La Maison des esclaves de Gorée et Robben island ont signé hier un accord de jumelage entre ces deux sanctuaires symbolisant la souffrance de la race noire. Pour les autorités culturelles du Sénégal et de l’Afrique du Sud, cet acte peut renforcer la coopération culturelle entre les deux pays.
Les 30 ans de la Conférence de Dakar ont été célébrés hier sur l’île de Gorée. Cette rencontre, qui s’est tenue du 9 au 12 juillet 1987, dans la capitale sénégalaise, avait réuni des dirigeants de l’Anc et une délégation sud-africaine de blancs à un moment où l’Afrique du Sud vivait les plus sombres moments de son histoire. La rencontre de Dakar avait, dit-on, ouvert la voie à des négociations officielles qui ont conduit à la fin de l’Apartheid et à l’avènement de la démocratie et de la liberté en Afrique du Sud. La commémoration a été un prétexte pour signer un accord tout aussi symbolique que l’Appel de Dakar puisque la Maison des esclaves de Gorée et le Musée Robben Island d’Afrique du Sud ont signé hier un accord de jumelage.
«Une partie du dénouement de l’apartheid de l’Afrique du Sud s’est passée dans ce lopin de terre au milieu de l’Océan atlantique où beaucoup de choses se sont passées», a témoigné le maire de Gorée. En effet, ces deux sanctuaires ont reçu Nelson Mandela, premier Président noir de l’Afrique du Sud : la Maison des esclaves en tant que visiteur et Robben island en tant que prisonnier pendant 27 ans. La proximité entre ces deux lieux de souffrance a été évoquée hier par les deux délégations.

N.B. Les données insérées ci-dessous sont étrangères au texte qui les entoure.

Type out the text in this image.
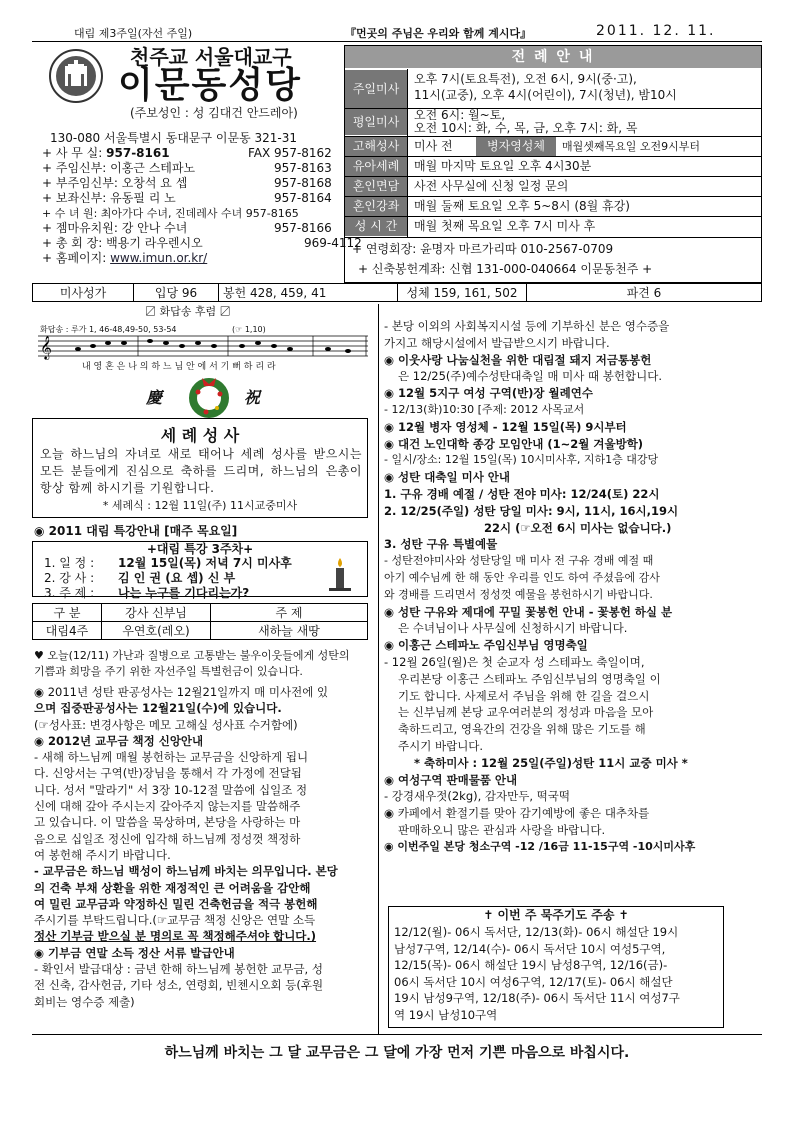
대림 제3주일(자선 주일)	『먼곳의 주님은 우리와 함께 계시다』	2011. 12. 11.
천주교 서울대교구
이문동성당
(주보성인 : 성 김대건 안드레아)
130-080 서울특별시 동대문구 이문동 321-31
+ 사 무 실: 957-8161	FAX 957-8162
+ 주임신부: 이홍근 스테파노	957-8163
+ 부주임신부: 오창석 요 셉	957-8168
+ 보좌신부: 유동필 리 노	957-8164
+ 수 녀 원: 최아가다 수녀, 진데레사 수녀 957-8165
+ 젬마유치원: 강 안나 수녀	957-8166
+ 총 회 장: 백용기 라우렌시오	969-4112
+ 홈페이지: www.imun.or.kr/
전 례 안 내
주일미사
오후 7시(토요특전), 오전 6시, 9시(중·고),
11시(교중), 오후 4시(어린이), 7시(청년), 밤10시
평일미사	오전 6시: 월~토,
오전 10시: 화, 수, 목, 금, 오후 7시: 화, 목
고해성사	미사 전	병자영성체	매월셋째목요일 오전9시부터
유아세례	매월 마지막 토요일 오후 4시30분
혼인면담	사전 사무실에 신청 일정 문의
혼인강좌	매월 둘째 토요일 오후 5~8시 (8월 휴강)
성 시 간	매월 첫째 목요일 오후 7시 미사 후
+ 연령회장: 윤명자 마르가리따 010-2567-0709
+ 신축봉헌계좌: 신협 131-000-040664 이문동천주 +
미사성가	입당 96	봉헌 428, 459, 41	성체 159, 161, 502	파견 6
〼 화답송 후렴 〼
화답송 : 루가 1, 46-48,49-50, 53-54	(☞ 1,10)
𝄞
내 영 혼 은 나 의 하 느 님 안 에 서 기 뻐 하 리 라
慶	祝
세 례 성 사
오늘 하느님의 자녀로 새로 태어나 세례 성사를 받으시는 모든 분들에게 진심으로 축하를 드리며, 하느님의 은총이 항상 함께 하시기를 기원합니다.
* 세례식 : 12월 11일(주) 11시교중미사
◉ 2011 대림 특강안내 [매주 목요일]
+대림 특강 3주차+
1. 일 정 : 12월 15일(목) 저녁 7시 미사후
2. 강 사 : 김 인 권 (요 셉) 신 부
3. 주 제 : 나는 누구를 기다리는가?
구 분	강사 신부님	주 제
대림4주	우연호(레오)	새하늘 새땅
♥ 오늘(12/11) 가난과 질병으로 고통받는 불우이웃들에게 성탄의
기쁨과 희망을 주기 위한 자선주일 특별헌금이 있습니다.
◉ 2011년 성탄 판공성사는 12월21일까지 매 미사전에 있
으며 집중판공성사는 12월21일(수)에 있습니다.
(☞성사표: 변경사항은 메모 고해실 성사표 수거함에)
◉ 2012년 교무금 책정 신앙안내
- 새해 하느님께 매월 봉헌하는 교무금을 신앙하게 됩니
다. 신앙서는 구역(반)장님을 통해서 각 가정에 전달됩
니다. 성서 "말라기" 서 3장 10-12절 말씀에 십일조 정
신에 대해 갚아 주시는지 갚아주지 않는지를 말씀해주
고 있습니다. 이 말씀을 묵상하며, 본당을 사랑하는 마
음으로 십일조 정신에 입각해 하느님께 정성껏 책정하
여 봉헌해 주시기 바랍니다.
- 교무금은 하느님 백성이 하느님께 바치는 의무입니다. 본당
의 건축 부채 상환을 위한 재정적인 큰 어려움을 감안해
여 밀린 교무금과 약정하신 밀린 건축헌금을 적극 봉헌해
주시기를 부탁드립니다.(☞교무금 책정 신앙은 연말 소득
정산 기부금 받으실 분 명의로 꼭 책정해주셔야 합니다.)
◉ 기부금 연말 소득 정산 서류 발급안내
- 확인서 발급대상 : 금년 한해 하느님께 봉헌한 교무금, 성
전 신축, 감사헌금, 기타 성소, 연령회, 빈첸시오회 등(후원
회비는 영수증 제출)
- 본당 이외의 사회복지시설 등에 기부하신 분은 영수증을
가지고 해당시설에서 발급받으시기 바랍니다.
◉ 이웃사랑 나눔실천을 위한 대림절 돼지 저금통봉헌
은 12/25(주)예수성탄대축일 매 미사 때 봉헌합니다.
◉ 12월 5지구 여성 구역(반)장 월례연수
- 12/13(화)10:30 [주제: 2012 사목교서
◉ 12월 병자 영성체 - 12월 15일(목) 9시부터
◉ 대건 노인대학 종강 모임안내 (1~2월 겨울방학)
- 일시/장소: 12월 15일(목) 10시미사후, 지하1층 대강당
◉ 성탄 대축일 미사 안내
1. 구유 경배 예절 / 성탄 전야 미사: 12/24(토) 22시
2. 12/25(주일) 성탄 당일 미사: 9시, 11시, 16시,19시
22시 (☞오전 6시 미사는 없습니다.)
3. 성탄 구유 특별예물
- 성탄전야미사와 성탄당일 매 미사 전 구유 경배 예절 때
아기 예수님께 한 해 동안 우리를 인도 하여 주셨음에 감사
와 경배를 드리면서 정성껏 예물을 봉헌하시기 바랍니다.
◉ 성탄 구유와 제대에 꾸밀 꽃봉헌 안내 - 꽃봉헌 하실 분
은 수녀님이나 사무실에 신청하시기 바랍니다.
◉ 이홍근 스테파노 주임신부님 영명축일
- 12월 26일(월)은 첫 순교자 성 스테파노 축일이며,
우리본당 이홍근 스테파노 주임신부님의 영명축일 이
기도 합니다. 사제로서 주님을 위해 한 길을 걸으시
는 신부님께 본당 교우여러분의 정성과 마음을 모아
축하드리고, 영육간의 건강을 위해 많은 기도를 해
주시기 바랍니다.
* 축하미사 : 12월 25일(주일)성탄 11시 교중 미사 *
◉ 여성구역 판매물품 안내
- 강경새우젓(2kg), 감자만두, 떡국떡
◉ 카페에서 환절기를 맞아 감기예방에 좋은 대추차를
판매하오니 많은 관심과 사랑을 바랍니다.
◉ 이번주일 본당 청소구역 -12 /16금 11-15구역 -10시미사후
✝ 이번 주 묵주기도 주송 ✝
12/12(월)- 06시 독서단, 12/13(화)- 06시 해설단 19시
남성7구역, 12/14(수)- 06시 독서단 10시 여성5구역,
12/15(목)- 06시 해설단 19시 남성8구역, 12/16(금)-
06시 독서단 10시 여성6구역, 12/17(토)- 06시 해설단
19시 남성9구역, 12/18(주)- 06시 독서단 11시 여성7구
역 19시 남성10구역
하느님께 바치는 그 달 교무금은 그 달에 가장 먼저 기쁜 마음으로 바칩시다.
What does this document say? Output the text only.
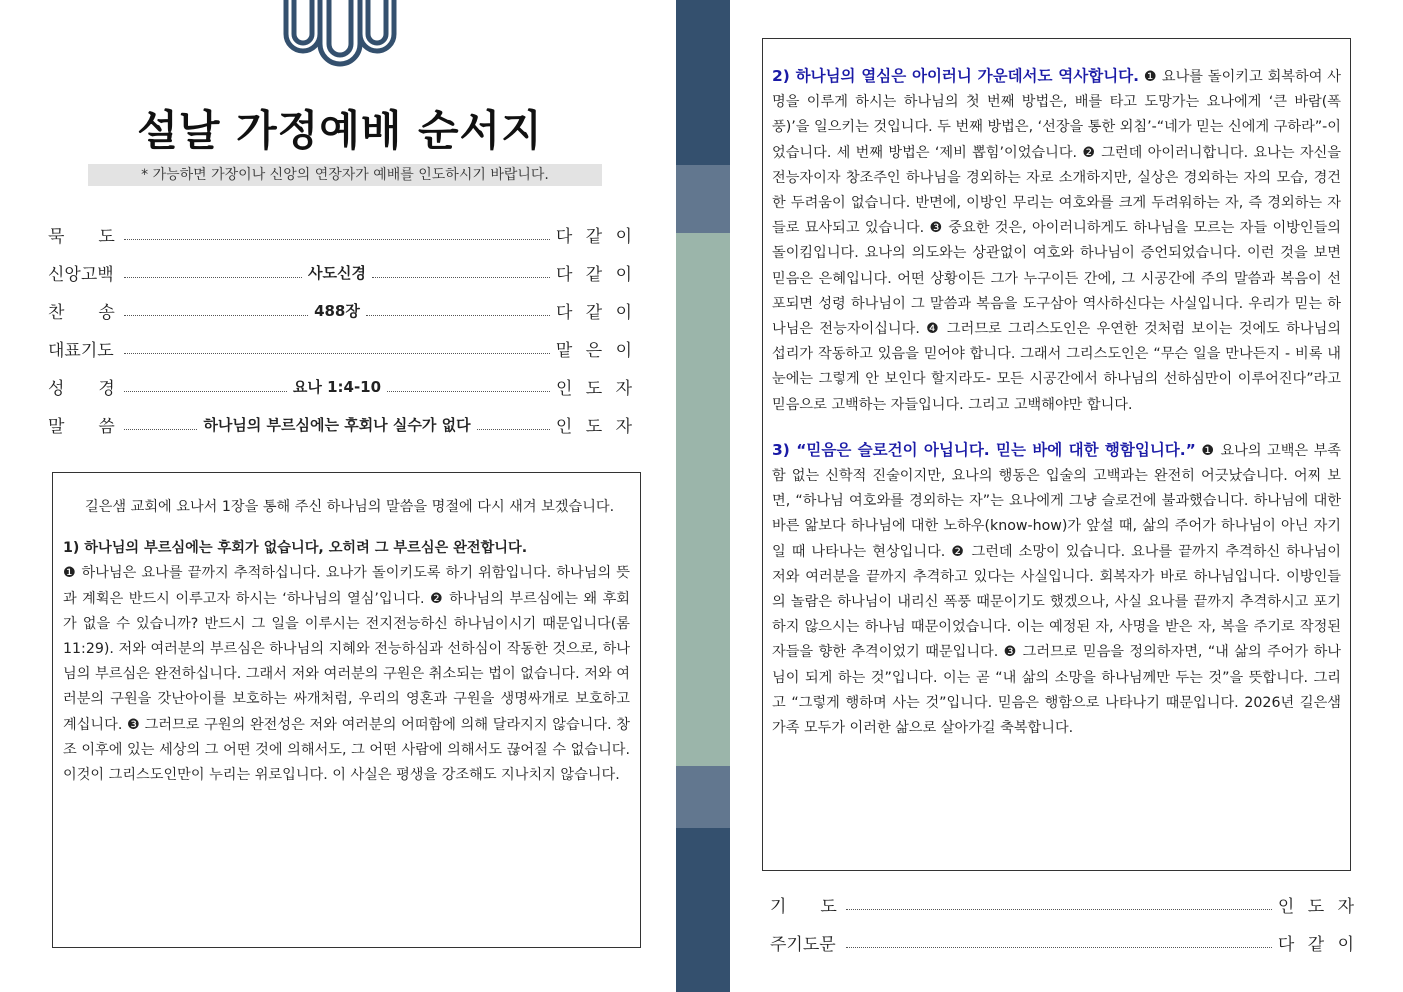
설날 가정예배 순서지
* 가능하면 가장이나 신앙의 연장자가 예배를 인도하시기 바랍니다.
묵　　도	다 같 이
신앙고백	사도신경	다 같 이
찬　　송	488장	다 같 이
대표기도	맡 은 이
성　　경	요나 1:4-10	인 도 자
말　　씀	하나님의 부르심에는 후회나 실수가 없다	인 도 자

길은샘 교회에 요나서 1장을 통해 주신 하나님의 말씀을 명절에 다시 새겨 보겠습니다.

1) 하나님의 부르심에는 후회가 없습니다, 오히려 그 부르심은 완전합니다.

❶ 하나님은 요나를 끝까지 추적하십니다. 요나가 돌이키도록 하기 위함입니다. 하나님의 뜻과 계획은 반드시 이루고자 하시는 ‘하나님의 열심’입니다. ❷ 하나님의 부르심에는 왜 후회가 없을 수 있습니까? 반드시 그 일을 이루시는 전지전능하신 하나님이시기 때문입니다(롬 11:29). 저와 여러분의 부르심은 하나님의 지혜와 전능하심과 선하심이 작동한 것으로, 하나님의 부르심은 완전하십니다. 그래서 저와 여러분의 구원은 취소되는 법이 없습니다. 저와 여러분의 구원을 갓난아이를 보호하는 싸개처럼, 우리의 영혼과 구원을 생명싸개로 보호하고 계십니다. ❸ 그러므로 구원의 완전성은 저와 여러분의 어떠함에 의해 달라지지 않습니다. 창조 이후에 있는 세상의 그 어떤 것에 의해서도, 그 어떤 사람에 의해서도 끊어질 수 없습니다. 이것이 그리스도인만이 누리는 위로입니다. 이 사실은 평생을 강조해도 지나치지 않습니다.

2) 하나님의 열심은 아이러니 가운데서도 역사합니다. ❶ 요나를 돌이키고 회복하여 사명을 이루게 하시는 하나님의 첫 번째 방법은, 배를 타고 도망가는 요나에게 ‘큰 바람(폭풍)’을 일으키는 것입니다. 두 번째 방법은, ‘선장을 통한 외침’-“네가 믿는 신에게 구하라”-이었습니다. 세 번째 방법은 ‘제비 뽑힘’이었습니다. ❷ 그런데 아이러니합니다. 요나는 자신을 전능자이자 창조주인 하나님을 경외하는 자로 소개하지만, 실상은 경외하는 자의 모습, 경건한 두려움이 없습니다. 반면에, 이방인 무리는 여호와를 크게 두려워하는 자, 즉 경외하는 자들로 묘사되고 있습니다. ❸ 중요한 것은, 아이러니하게도 하나님을 모르는 자들 이방인들의 돌이킴입니다. 요나의 의도와는 상관없이 여호와 하나님이 증언되었습니다. 이런 것을 보면 믿음은 은혜입니다. 어떤 상황이든 그가 누구이든 간에, 그 시공간에 주의 말씀과 복음이 선포되면 성령 하나님이 그 말씀과 복음을 도구삼아 역사하신다는 사실입니다. 우리가 믿는 하나님은 전능자이십니다. ❹ 그러므로 그리스도인은 우연한 것처럼 보이는 것에도 하나님의 섭리가 작동하고 있음을 믿어야 합니다. 그래서 그리스도인은 “무슨 일을 만나든지 - 비록 내 눈에는 그렇게 안 보인다 할지라도- 모든 시공간에서 하나님의 선하심만이 이루어진다”라고 믿음으로 고백하는 자들입니다. 그리고 고백해야만 합니다.

3) “믿음은 슬로건이 아닙니다. 믿는 바에 대한 행함입니다.” ❶ 요나의 고백은 부족함 없는 신학적 진술이지만, 요나의 행동은 입술의 고백과는 완전히 어긋났습니다. 어찌 보면, “하나님 여호와를 경외하는 자”는 요나에게 그냥 슬로건에 불과했습니다. 하나님에 대한 바른 앎보다 하나님에 대한 노하우(know-how)가 앞설 때, 삶의 주어가 하나님이 아닌 자기일 때 나타나는 현상입니다. ❷ 그런데 소망이 있습니다. 요나를 끝까지 추격하신 하나님이 저와 여러분을 끝까지 추격하고 있다는 사실입니다. 회복자가 바로 하나님입니다. 이방인들의 놀람은 하나님이 내리신 폭풍 때문이기도 했겠으나, 사실 요나를 끝까지 추격하시고 포기하지 않으시는 하나님 때문이었습니다. 이는 예정된 자, 사명을 받은 자, 복을 주기로 작정된 자들을 향한 추격이었기 때문입니다. ❸ 그러므로 믿음을 정의하자면, “내 삶의 주어가 하나님이 되게 하는 것”입니다. 이는 곧 “내 삶의 소망을 하나님께만 두는 것”을 뜻합니다. 그리고 “그렇게 행하며 사는 것”입니다. 믿음은 행함으로 나타나기 때문입니다. 2026년 길은샘 가족 모두가 이러한 삶으로 살아가길 축복합니다.

기　　도	인 도 자
주기도문	다 같 이
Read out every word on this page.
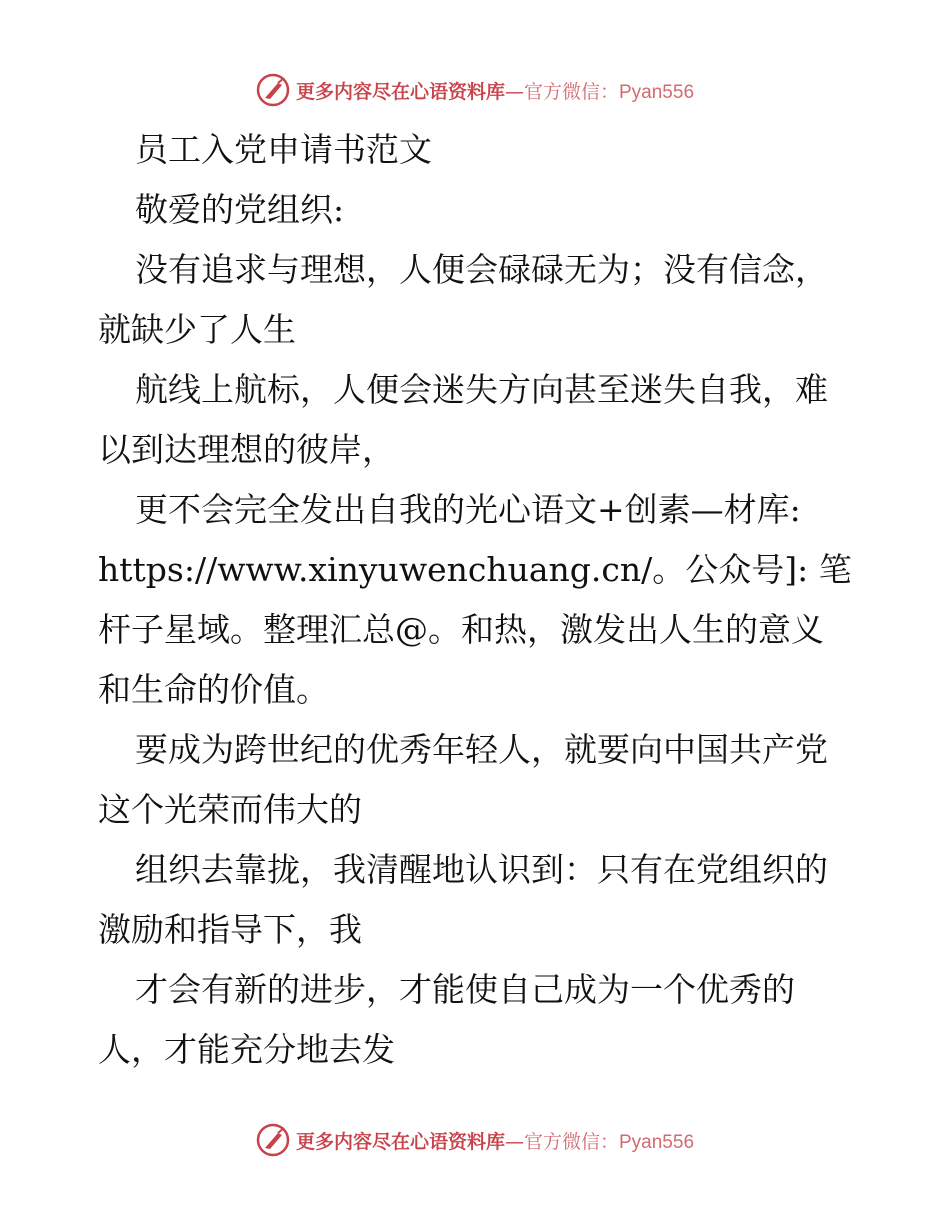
更多内容尽在心语资料库—官方微信：Pyan556
员工入党申请书范文
敬爱的党组织:
没有追求与理想，人便会碌碌无为；没有信念，
就缺少了人生
航线上航标，人便会迷失方向甚至迷失自我，难
以到达理想的彼岸，
更不会完全发出自我的光心语文+创素—材库:
https://www.xinyuwenchuang.cn/。公众号]: 笔
杆子星域。整理汇总@。和热，激发出人生的意义
和生命的价值。
要成为跨世纪的优秀年轻人，就要向中国共产党
这个光荣而伟大的
组织去靠拢，我清醒地认识到：只有在党组织的
激励和指导下，我
才会有新的进步，才能使自己成为一个优秀的
人，才能充分地去发
更多内容尽在心语资料库—官方微信：Pyan556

En termes de symbole, rappelle le Secrétaire général du ministère de la Culture et de la communication, Robben island a représenté un lieu de privation et de détention pour Mandela et ses amis, ce que Gorée a représenté pour la Traite négrière. «Ce sont deux lieux de mémoire à partir desquels nous posons des jalons pour la coopération au niveau culturel puisque la coopération au niveau politique de manière générale entre le Sénégal et l’Afrique du Sud est exemplaire. Nous pensons que ce jumelage doit configurer une coopération à la lumière de notre coopération avec l’Afrique du Sud mais au niveau culturel notamment au niveau du patrimoine», a dit Birane Niang, a l’issue de la signature de l’accord de jumelage.
Pour le vice-ministre des Arts et de la culture de la République d’Afrique du Sud, cet événement marque une pierre angulaire par rapport à l’accord que le Président sud-africain, Jacob Zuma a signé lors de sa première visite officielle au Sénégal. «Cela non seulement nous regroupe mais nous renvoie à l’agenda 2063 de l’Union africaine qui veut que l’Afrique ait une identité culturelle, un patrimoine commun, des valeurs qui nous réunissent tous. Et c’est grâce à cela que nous pourrons chanter et danser notre danse, écouter la musique qui est la nôtre. C’est ainsi que nous pourrons réaliser l’intégration économique du continent, le bien-être économique de nos différentes communautés», a dit Mme Makhotso Magdeline Sotyu.
La vice-ministre sud-africaine des Arts et de la culture pense que le potentiel économique que recèlent le Sénégal et l’Afrique du sud pourra être exploité si les deux Peuples se comprennent et se rapprochent les uns des autres pour exploiter ces potentialités économiques. La cérémonie a été accompagnée de temps à autre par des artistes sud-africains dont les notes ressemblent au sabar (tam-tam sénégalais).
L’autre temps fort de la rencontre a été le vernissage de l’exposition d’archives du Musée de Robben island, à la Maison des esclaves. Des entraves colliers, entraves pour poignets, entraves pour pieds, fusils de traite, prix de la mémoire (France liberté) d’une part et les affiches sur la très célèbre et sécurisée prison de Robben island et des profils des quatre Présidents sud-africains démocratiquement élus ont été vernis par les visiteurs.
Esplanade des droits de l’Homme de Gorée : Nelson Mandela, nouveau parrain de la place
Augustin Senghor a indiqué, à l’occasion de la signature de jumelage entre la Maison des esclaves et le Robben island, que la place de débarcadère, appelée Esplanade des droits de l’Homme, s’appelle désormais Esplanade des droits de l’Homme Nelson Mandela. Une re-nomination qui n’est pas fortuite. «C’est sur cette place, après la cérémonie officielle de l’Appel de Dakar, que la photo de famille des deux délégations avait été prise et donc c’est symbolique à plus d’un titre. S’y ajoute qu’il y a quelques mois, l’ambassadeur d’Afrique du Sud et moi avons eu à planter un arbre pour nous souvenir de l’anniversaire de Nelson Mandela», a dit le maire de l’île de Gorée.